Senin, 03 Juli 2023

MUHAMMAD DAN YESUS DI MATA UMAT ISLAM DAN KRISTEN

Bagi orang islam, orang kristen adalah kafir. Dapat dipastikan banyak umat islam tak paham kenapa orang kristiani disebut demikian. Yang mereka tahu adalah Allah sudah mengatakan demikian. Karena sudah tertulis begitu di Al Quran, maka orang islam pun menyebut para murid Kristus itu sebagai kafir, tak peduli bahwa kata “kafir” merupakan bentuk penghinaan yang luar biasa kasar. Umat islam juga tidak mau bertanya kenapa pada bagian awal Al Quran, orang kristen disebut sebagai ahli kitab, sedangkan bagian lain berubah menjadi kafir.

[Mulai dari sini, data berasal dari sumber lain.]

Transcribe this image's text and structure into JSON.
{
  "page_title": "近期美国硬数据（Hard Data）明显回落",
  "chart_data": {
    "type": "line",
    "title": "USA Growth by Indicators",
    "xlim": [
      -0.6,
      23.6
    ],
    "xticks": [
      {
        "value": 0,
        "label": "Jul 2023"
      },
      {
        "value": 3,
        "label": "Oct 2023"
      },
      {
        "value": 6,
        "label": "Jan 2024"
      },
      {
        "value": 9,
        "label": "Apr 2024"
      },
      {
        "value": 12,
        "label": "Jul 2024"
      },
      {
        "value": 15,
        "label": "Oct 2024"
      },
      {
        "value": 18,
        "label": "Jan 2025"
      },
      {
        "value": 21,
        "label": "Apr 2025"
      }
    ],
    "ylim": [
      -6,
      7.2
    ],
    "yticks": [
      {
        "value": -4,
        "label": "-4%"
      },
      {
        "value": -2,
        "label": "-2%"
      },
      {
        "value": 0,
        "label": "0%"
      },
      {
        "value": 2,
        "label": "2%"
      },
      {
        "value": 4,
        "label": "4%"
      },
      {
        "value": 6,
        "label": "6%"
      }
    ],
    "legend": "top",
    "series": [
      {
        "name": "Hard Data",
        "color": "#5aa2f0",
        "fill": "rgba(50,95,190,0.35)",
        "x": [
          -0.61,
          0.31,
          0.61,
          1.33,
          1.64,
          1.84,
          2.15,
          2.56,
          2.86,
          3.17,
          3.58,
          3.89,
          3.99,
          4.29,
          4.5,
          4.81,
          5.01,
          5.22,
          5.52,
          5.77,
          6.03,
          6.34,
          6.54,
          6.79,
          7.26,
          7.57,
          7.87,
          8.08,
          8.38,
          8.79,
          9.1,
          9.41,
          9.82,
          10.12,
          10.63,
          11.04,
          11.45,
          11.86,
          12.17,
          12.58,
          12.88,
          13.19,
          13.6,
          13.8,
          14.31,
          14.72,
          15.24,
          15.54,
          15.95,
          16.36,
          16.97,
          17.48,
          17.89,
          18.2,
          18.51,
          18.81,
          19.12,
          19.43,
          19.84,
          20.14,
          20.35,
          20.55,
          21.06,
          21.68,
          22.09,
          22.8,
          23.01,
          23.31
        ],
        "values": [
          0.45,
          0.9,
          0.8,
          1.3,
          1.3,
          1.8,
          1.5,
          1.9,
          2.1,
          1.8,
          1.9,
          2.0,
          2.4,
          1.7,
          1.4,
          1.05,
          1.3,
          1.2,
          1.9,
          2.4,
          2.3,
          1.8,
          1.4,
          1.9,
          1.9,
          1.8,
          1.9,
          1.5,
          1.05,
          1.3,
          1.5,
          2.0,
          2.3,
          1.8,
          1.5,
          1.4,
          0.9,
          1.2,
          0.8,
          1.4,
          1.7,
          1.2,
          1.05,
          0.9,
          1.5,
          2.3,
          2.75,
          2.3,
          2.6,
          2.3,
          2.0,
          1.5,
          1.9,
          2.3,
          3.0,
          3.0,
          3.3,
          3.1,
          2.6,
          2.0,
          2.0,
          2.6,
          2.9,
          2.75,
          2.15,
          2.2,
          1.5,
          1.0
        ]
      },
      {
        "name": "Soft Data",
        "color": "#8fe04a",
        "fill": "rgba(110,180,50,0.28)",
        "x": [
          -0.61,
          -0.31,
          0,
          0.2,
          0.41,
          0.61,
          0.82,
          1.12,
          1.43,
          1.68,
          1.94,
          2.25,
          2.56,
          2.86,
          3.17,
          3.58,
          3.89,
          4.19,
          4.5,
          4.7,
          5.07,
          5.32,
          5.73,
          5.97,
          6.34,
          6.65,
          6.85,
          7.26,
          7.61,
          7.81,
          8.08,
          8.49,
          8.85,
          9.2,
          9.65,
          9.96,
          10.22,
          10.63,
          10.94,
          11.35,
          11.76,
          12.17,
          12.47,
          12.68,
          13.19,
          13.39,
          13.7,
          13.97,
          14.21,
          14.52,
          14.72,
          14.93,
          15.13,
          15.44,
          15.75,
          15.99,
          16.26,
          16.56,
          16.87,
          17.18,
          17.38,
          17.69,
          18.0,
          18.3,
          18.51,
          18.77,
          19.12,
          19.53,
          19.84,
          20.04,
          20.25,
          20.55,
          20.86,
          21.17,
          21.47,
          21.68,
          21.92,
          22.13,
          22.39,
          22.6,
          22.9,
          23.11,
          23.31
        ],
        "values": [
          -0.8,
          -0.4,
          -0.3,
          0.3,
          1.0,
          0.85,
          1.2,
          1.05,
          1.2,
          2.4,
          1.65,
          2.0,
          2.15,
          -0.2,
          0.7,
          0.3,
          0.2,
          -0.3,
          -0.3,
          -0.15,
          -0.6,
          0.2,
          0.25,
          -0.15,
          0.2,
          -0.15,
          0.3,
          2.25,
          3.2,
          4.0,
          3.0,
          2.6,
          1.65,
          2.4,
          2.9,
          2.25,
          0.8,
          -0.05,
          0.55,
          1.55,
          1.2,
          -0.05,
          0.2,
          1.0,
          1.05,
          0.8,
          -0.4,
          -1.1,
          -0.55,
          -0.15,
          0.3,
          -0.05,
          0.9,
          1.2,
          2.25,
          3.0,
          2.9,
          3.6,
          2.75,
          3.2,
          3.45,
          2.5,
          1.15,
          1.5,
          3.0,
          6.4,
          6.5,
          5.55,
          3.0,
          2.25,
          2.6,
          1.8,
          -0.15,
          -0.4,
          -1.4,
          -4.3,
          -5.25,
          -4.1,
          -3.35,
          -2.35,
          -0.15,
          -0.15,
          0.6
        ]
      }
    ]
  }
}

Ada banyak hal yang tidak bisa dipahami oleh orang islam terhadap orang kristen. Salah satunya adalah sosok Yesus Kristus, yang bagi umat kristiani diyakini sebagai Tuhan Allah tapi tidak bagi umat muslim. Karena tidak bisa memahami, pada akhirnya mereka “menyerang” atau menyalahkan orang kristen. Umat islam tidak bisa memahami kenapa orang kristen menganggap Yesus itu Allah/Tuhan. Karena masalah inilah orang kristen disebut kafir. (Baca: Memahami Kata Kafir menurut Islam)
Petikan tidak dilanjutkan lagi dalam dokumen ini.